The Avengers crossover, Ultron Unlimited, finally provided an Ultron that lived up to the hype. Ultron built hundreds of bodies for himself and then proceeds to try and wipe out the human population of the European nation of Slorernia. That’s right! Ultron hates humans so what does he do? He kills a whole bunch of them! Eventually, the Avengers manage to stop him, but not before Ultron kills thousands upon thousands of innocents.
Despite these great yarns, the overall lack of originality for Ultron stories probably has a great deal to do with my overall lack of enthusiasm for the character. I’ve seen the Frankenstein story done again and again with so many variables that seeing it with a robot and superheroes barely adda originality to the theme.
I will admit that it would be possible for an Avengers film tasking the heroes with facing Ultron could be cool with the proper set-up, but Hank Pym isn’t, reportedly, showing up until Ant-Man, making it unlikely that he would build the mad automaton. This says to me that the plan is to have someone else build Ultron. I see three possibilities for this.
First, and least likely, is that some new, unknown (or little known) character will build Ultron. The Marvel Universe is filthy with mad scientists that could fit the bill; from Karl Malus, to Bill Foster, to the Mad Thinker. This, however, would require another factor to be introduced into an, already information heavy, film.

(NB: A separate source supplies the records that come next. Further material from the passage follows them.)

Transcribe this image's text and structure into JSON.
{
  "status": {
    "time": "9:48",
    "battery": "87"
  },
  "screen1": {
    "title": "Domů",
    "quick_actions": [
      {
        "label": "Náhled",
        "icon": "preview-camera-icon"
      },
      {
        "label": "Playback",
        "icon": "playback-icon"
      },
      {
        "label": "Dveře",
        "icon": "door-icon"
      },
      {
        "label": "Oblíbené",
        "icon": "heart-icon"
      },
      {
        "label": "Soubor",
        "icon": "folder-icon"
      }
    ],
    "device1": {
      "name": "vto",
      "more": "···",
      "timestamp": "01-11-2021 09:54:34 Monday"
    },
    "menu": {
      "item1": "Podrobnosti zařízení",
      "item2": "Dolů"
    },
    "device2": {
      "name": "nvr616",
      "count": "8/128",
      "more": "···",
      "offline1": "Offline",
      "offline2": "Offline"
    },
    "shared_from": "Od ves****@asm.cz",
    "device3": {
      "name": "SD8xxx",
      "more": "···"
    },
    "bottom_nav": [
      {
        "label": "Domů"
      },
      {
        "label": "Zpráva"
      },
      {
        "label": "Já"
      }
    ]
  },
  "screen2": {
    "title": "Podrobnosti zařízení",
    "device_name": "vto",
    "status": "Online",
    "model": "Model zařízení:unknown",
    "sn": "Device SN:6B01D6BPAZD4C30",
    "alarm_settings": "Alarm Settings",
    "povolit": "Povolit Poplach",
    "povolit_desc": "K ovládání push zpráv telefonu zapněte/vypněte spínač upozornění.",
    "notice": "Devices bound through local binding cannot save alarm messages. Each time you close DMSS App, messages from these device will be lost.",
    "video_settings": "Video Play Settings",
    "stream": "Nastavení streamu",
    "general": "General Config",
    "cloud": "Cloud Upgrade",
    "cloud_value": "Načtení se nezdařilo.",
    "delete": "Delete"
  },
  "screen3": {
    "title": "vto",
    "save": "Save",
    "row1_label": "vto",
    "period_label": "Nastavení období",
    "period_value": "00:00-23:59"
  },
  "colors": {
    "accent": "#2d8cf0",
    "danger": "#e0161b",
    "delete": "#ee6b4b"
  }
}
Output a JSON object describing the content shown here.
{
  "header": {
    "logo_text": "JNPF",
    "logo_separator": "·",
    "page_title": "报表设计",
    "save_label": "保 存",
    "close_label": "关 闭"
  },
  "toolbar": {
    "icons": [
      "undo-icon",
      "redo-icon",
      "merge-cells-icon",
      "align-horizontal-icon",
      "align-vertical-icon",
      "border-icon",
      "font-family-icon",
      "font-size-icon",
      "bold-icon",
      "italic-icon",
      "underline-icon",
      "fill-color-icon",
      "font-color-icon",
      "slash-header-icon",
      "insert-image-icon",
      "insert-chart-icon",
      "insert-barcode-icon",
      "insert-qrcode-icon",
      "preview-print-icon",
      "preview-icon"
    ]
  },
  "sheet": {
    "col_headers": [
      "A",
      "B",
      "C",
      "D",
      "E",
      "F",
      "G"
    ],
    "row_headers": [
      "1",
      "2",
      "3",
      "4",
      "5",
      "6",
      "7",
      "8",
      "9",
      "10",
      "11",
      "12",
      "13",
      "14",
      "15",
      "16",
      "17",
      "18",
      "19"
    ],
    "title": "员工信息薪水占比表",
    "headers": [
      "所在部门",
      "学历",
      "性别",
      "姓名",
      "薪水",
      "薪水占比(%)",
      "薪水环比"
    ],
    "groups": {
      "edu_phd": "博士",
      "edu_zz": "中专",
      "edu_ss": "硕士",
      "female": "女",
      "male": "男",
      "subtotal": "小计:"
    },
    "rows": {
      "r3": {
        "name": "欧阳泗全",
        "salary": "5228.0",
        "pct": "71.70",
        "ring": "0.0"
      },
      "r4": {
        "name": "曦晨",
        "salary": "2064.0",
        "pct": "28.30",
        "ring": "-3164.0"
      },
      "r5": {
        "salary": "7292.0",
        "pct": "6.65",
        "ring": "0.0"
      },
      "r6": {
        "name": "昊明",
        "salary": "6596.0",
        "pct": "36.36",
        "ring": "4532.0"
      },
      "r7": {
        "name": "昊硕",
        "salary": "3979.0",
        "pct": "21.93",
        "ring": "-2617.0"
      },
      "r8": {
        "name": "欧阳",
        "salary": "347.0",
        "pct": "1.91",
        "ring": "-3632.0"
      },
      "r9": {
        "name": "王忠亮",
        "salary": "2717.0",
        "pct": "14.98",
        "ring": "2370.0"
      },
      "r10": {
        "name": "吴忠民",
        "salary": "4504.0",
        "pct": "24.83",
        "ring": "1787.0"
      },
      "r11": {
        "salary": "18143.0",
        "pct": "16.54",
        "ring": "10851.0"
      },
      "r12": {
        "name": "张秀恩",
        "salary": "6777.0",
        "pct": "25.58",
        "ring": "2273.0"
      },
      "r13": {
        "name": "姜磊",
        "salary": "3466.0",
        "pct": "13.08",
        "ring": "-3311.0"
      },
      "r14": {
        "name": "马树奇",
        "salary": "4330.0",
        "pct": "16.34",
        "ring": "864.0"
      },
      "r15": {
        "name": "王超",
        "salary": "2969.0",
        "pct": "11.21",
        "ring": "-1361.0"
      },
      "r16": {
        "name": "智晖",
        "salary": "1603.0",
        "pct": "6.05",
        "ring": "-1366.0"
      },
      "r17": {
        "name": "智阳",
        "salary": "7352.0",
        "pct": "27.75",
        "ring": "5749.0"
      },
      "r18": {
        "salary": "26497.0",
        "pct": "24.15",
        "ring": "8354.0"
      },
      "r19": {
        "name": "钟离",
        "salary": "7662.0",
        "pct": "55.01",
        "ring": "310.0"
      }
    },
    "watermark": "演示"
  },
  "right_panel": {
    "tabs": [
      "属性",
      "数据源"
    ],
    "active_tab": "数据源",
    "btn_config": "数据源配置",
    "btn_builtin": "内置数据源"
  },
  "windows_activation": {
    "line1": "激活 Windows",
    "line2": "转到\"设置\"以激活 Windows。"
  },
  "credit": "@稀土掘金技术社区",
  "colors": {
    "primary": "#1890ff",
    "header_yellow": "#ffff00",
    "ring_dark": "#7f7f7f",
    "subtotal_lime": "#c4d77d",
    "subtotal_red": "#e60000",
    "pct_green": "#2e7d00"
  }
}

A second option would be to have Tony Stark the inventor of Ultron. Now focusing on development and inventing, and perhaps as an upgrade to his Jarvis A.I., Tony creates an Artificial Intelligence he calls “Ultron”, but the system goes out of control and begins to upgrade itself, developing a powerful machine intelligence that threatens the systems of the world. This would be enough for Tony to put the armor back on and call in the SHIELD and the Avengers.
A last, but my favorite, scenario would be to have Ultron developed by SHIELD, itself. A bunch of SHIELD scientists, in an effort to make an early warning or monitoring or other pi calculating computer, builds and advanced AI called Ultron which goes crazy and blah, blah, blah.
The drawback to any Ultron scenario is that we have already seen this movie. It was called “Avengers.” A threat faced by one of the heroes becomes a threat to the world and everyone has to team up to defeat it. I trust Joss, I really do, but I don’t want every Avengers movie to have the same bullet points with Find/Replace for the villain’s name.
I haven’t completely lost hope for the second Avengers film being a wild ride that is enjoyable and cool, but I would be more excited for some exterior threat to be the enemy.
Kang, the Conqueror could have been brought in as a danger from the far future.
The Masters of Evil could have been brought in as a criminal foil to the heroic Avengers.
Hell, we could bring in Black Talon and have the Avengers versus zombies!!!
Okay, so the guy dresses like a chicken. Still: zombies!